Posted on 18 March 2009

I’m going to leave my 11 March posting up a little longer for people to admire before adding the next entry into that subject. I’m also planning to include comedy reviews and various other bibs and bobs. I will have to see how my schedule pans out. In the meantime I thought I would take people through some of the dance steps of comedy.

The One-Liner

This is the staple of traditional stand-up comedy, though it’s used in many other places. Despite the name it can comprise of one, two, or even three sentences, but the joke needs to be self-contained and quick.
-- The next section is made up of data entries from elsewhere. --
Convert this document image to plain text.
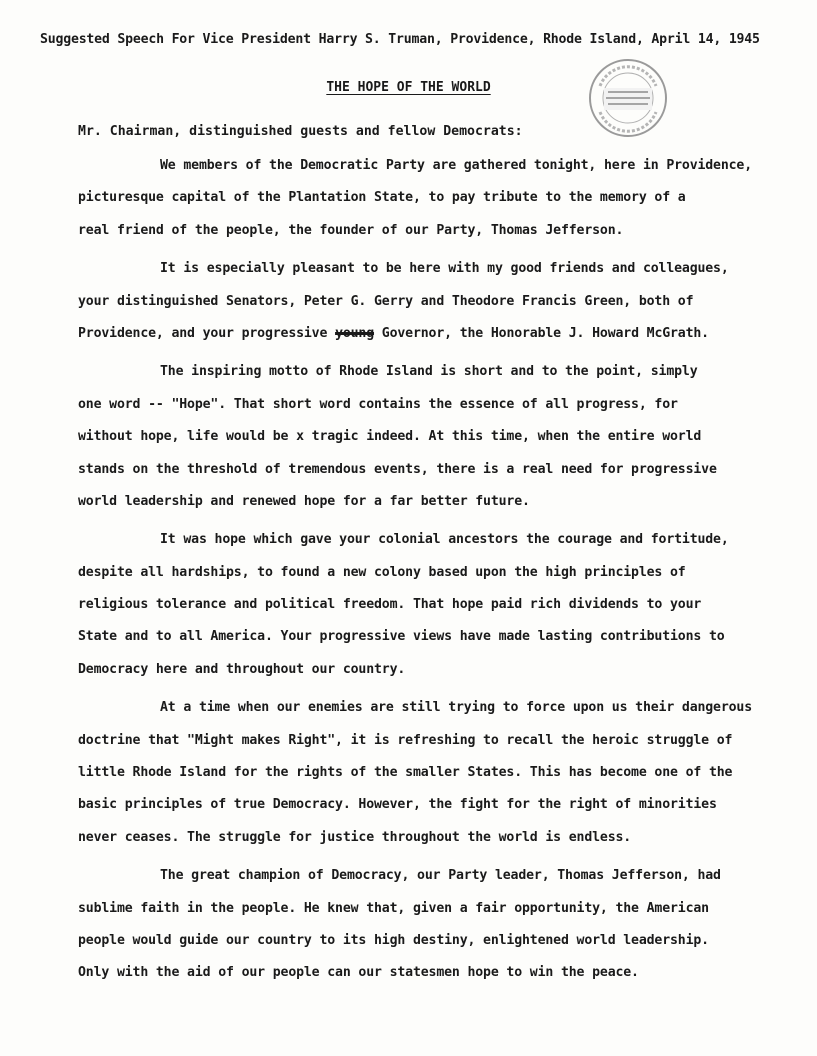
Suggested Speech For Vice President Harry S. Truman, Providence, Rhode Island, April 14, 1945
THE HOPE OF THE WORLD
Mr. Chairman, distinguished guests and fellow Democrats:
We members of the Democratic Party are gathered tonight, here in Providence,
picturesque capital of the Plantation State, to pay tribute to the memory of a
real friend of the people, the founder of our Party, Thomas Jefferson.
It is especially pleasant to be here with my good friends and colleagues,
your distinguished Senators, Peter G. Gerry and Theodore Francis Green, both of
Providence, and your progressive young Governor, the Honorable J. Howard McGrath.
The inspiring motto of Rhode Island is short and to the point, simply
one word -- "Hope". That short word contains the essence of all progress, for
without hope, life would be x tragic indeed. At this time, when the entire world
stands on the threshold of tremendous events, there is a real need for progressive
world leadership and renewed hope for a far better future.
It was hope which gave your colonial ancestors the courage and fortitude,
despite all hardships, to found a new colony based upon the high principles of
religious tolerance and political freedom. That hope paid rich dividends to your
State and to all America. Your progressive views have made lasting contributions to
Democracy here and throughout our country.
At a time when our enemies are still trying to force upon us their dangerous
doctrine that "Might makes Right", it is refreshing to recall the heroic struggle of
little Rhode Island for the rights of the smaller States. This has become one of the
basic principles of true Democracy. However, the fight for the right of minorities
never ceases. The struggle for justice throughout the world is endless.
The great champion of Democracy, our Party leader, Thomas Jefferson, had
sublime faith in the people. He knew that, given a fair opportunity, the American
people would guide our country to its high destiny, enlightened world leadership.
Only with the aid of our people can our statesmen hope to win the peace.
Here is a “one-liner” I used in my first stand-up gig.

Guys buy their wives huge 4-wheel drives to “protect” the kids… After all… the biggest car wins.
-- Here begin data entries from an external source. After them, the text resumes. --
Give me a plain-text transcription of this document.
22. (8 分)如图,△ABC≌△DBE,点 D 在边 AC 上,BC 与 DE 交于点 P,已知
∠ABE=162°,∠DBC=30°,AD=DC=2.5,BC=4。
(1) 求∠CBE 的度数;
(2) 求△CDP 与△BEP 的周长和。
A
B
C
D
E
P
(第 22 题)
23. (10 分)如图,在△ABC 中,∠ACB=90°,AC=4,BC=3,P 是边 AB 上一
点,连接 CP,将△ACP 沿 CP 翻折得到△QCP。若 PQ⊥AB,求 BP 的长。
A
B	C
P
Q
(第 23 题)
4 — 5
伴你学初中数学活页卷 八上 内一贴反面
Guys, listen to me you’re not thinking with your willies… get her an eighteen wheeler… Then the wife… can wipe out whole busloads of people to “protect” the kids… Dodge-em cars gone mad.

Steven Wright is an artist of the one-liner: <http://www.stevenwright.com/>

The Two-Step

You will note that many one-liners are done in two steps: set-up then pay-off. You start with the real or expected, then wander off on a surprise tangent. Example:

To be or not to be…my dilemma everytime I shop for a bra.

I start with a famous quote from Hamlet, then jump outside of that quote and end with a twist on the words “to be”.

An apple a day…keeps constipation at bay.

Can you hear the lovely teeter-totter effect of the two-step? It’s almost like a religious call and response, only you’re supposed to laugh rather than sing out hallelujah (though, you can do that too).

The Three-Step

I am particularly fond of the three-step. I suppose it has a more narrative flow to it. You start with two things that are
similar, then end with a third item that foils your expectations. So the pattern goes: introduction, validation, violation.

Sugarplum: Oh Delilah, it’s so good of you to join us for a party in fairyland. Everything in fairyland is made of sweetness and light. Lily here has brought the fairy cakes. Say hello, Lily.

Lily: Why hello Delilah, my cakes are made out of dancing sunbeams.

Sugarplum: This is Violet. She has brought the fairy floss.

Violet: Greetings visitor. My fairy floss is made of the sugary light that rains from the stars.

Sugarplum: And this is Ragwort.

Ragwort: Yeh-yeah! I brought the whiskey. *hic* Made of moonshine.

I have to admit that I started a list of fairy things: fairy cake and fairy floss. I then thought about what would be an unlikely third item: whiskey came to mind. When writing up the scenario to use this list, I discovered the joke about light and moonshine. When you start developing your comic perspective these sorts of things start jumping out at you.

The Running Gag

A running gag is something often mildly funny that becomes funnier with repetition, particularly in absurd situations. A running gag can, but may not lead to a three-step style payoff.

Jimeoin’s <http://www.jimeoin.com/> Australian TV series largely consisted of running gags, such as the Martyr Brothers who were constantly dealing with people and things making offerings then saying, “I offered. Can’t do more than that. I’m through with you.”

In Father Ted co-written by Graham Linehan <http://whythatsdelightful.wordpress.com/> the housekeeper offers tea above and beyond what any normal person would. Characters repeatedly refuse her, and she presses on even in outrageous circumstances.

Part of the fun in both of these is seeing how many variations can be made on the running gag.